Think only your credit card affects your credit? That's how it used to be, says Sullivan, but "right now, there are a lot of folks, including credit bureaus, who are developing alternative credit scores for no-file people, which includes lots of young people.
Video: 4 ways students can build credit
They're giving some credibility to utility payments." One of the three major U.S. credit bureaus, Experian, collects and lists rental payments on its credit reports. However, it's still a relatively new phenomenon, and most landlords don't yet report to the bureaus.
Sullivan says other dues, such as taxes and library fees, can make a difference, too. He has seen students whose credit has been ruined because they failed to pay a traffic fine. Davis agrees: "Paying all your bills -- from apartment rent to your Internet service -- consistently and on time is essential."
Just like you may need an adult co-signer to get approved for a card, your under-21 friends will, too. To help them get approved for a card, some of these friends may approach you to become a joint account holder. "I have found that some students are getting older students (fraternity brothers, etc.) to co-sign. That is quite dangerous," Sullivan says in an email.
Consumer experts have a tip for you: Don't. That's because when a friend slips up -- by taking on too much debt or missing payments to the bank -- the co-signer can quickly see their own credit ruined.
"You not only become liable for everything charged if your friend decides not to pay, but it could blemish your own credit record," says Edgar Dworsky, founder of the website ConsumerWorld.org.

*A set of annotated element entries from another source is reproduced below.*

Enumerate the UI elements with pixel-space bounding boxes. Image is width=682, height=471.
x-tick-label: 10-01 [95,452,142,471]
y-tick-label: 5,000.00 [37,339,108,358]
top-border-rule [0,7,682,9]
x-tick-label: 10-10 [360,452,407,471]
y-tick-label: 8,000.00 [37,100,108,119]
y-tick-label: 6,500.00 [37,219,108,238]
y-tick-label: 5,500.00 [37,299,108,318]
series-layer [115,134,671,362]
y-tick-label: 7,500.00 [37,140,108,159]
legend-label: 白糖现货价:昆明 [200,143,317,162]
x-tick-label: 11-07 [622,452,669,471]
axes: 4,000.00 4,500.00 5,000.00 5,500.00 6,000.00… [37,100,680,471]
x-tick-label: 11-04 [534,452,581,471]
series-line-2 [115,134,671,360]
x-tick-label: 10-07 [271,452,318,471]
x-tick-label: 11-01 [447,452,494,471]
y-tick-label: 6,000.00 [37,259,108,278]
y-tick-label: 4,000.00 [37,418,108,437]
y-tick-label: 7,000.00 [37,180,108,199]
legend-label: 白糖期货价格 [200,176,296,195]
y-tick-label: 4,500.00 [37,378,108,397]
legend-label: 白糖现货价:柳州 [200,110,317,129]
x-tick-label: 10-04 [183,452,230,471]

Making your friend an authorized user also poses risks. Once again, their mistakes can hurt your credit, although -- unlike when you co-sign on a card -- an authrorized user can be easily removed from the account.
Now that you have credit in your own name, don't go wild. If you apply for too much credit in too short a period of time, your credit score will fall. If you have built up strong credit over several years, it will hurt you less, "but if you have barely established credit and apply for multiple cards, it can lower your credit score significantly," Sullivan says.
One credit card should be enough for most college students, he says. How many cards should you have? "To prevent excessive credit card debt, it's better for consumers to have as few credit cards as possible. Having just one card is ideal for most students," Davis says.
"Students should view their student loan as a great way to cultivate important habits that will help them build and maintain good credit," Davis says. If you use them correctly, that is.
Sullivan says he sees a lot of young people take out student loans to buy cars and other noneducation items. "Manage your loans by only borrowing what you need to go to school -- that keeps the balance down," Sullivan says. "When you get out of school, be prepared to consolidate when appropriate."
Davis and Sullivan agree that the real key to keeping your loans healthy is to make at least the minimum payment every month and do it on time. Davis recommends paying more than the minimum to pay the loan off faster, and emphasizes that payments should be received by the creditor on or before the due date on the statement to keep the account in good standing.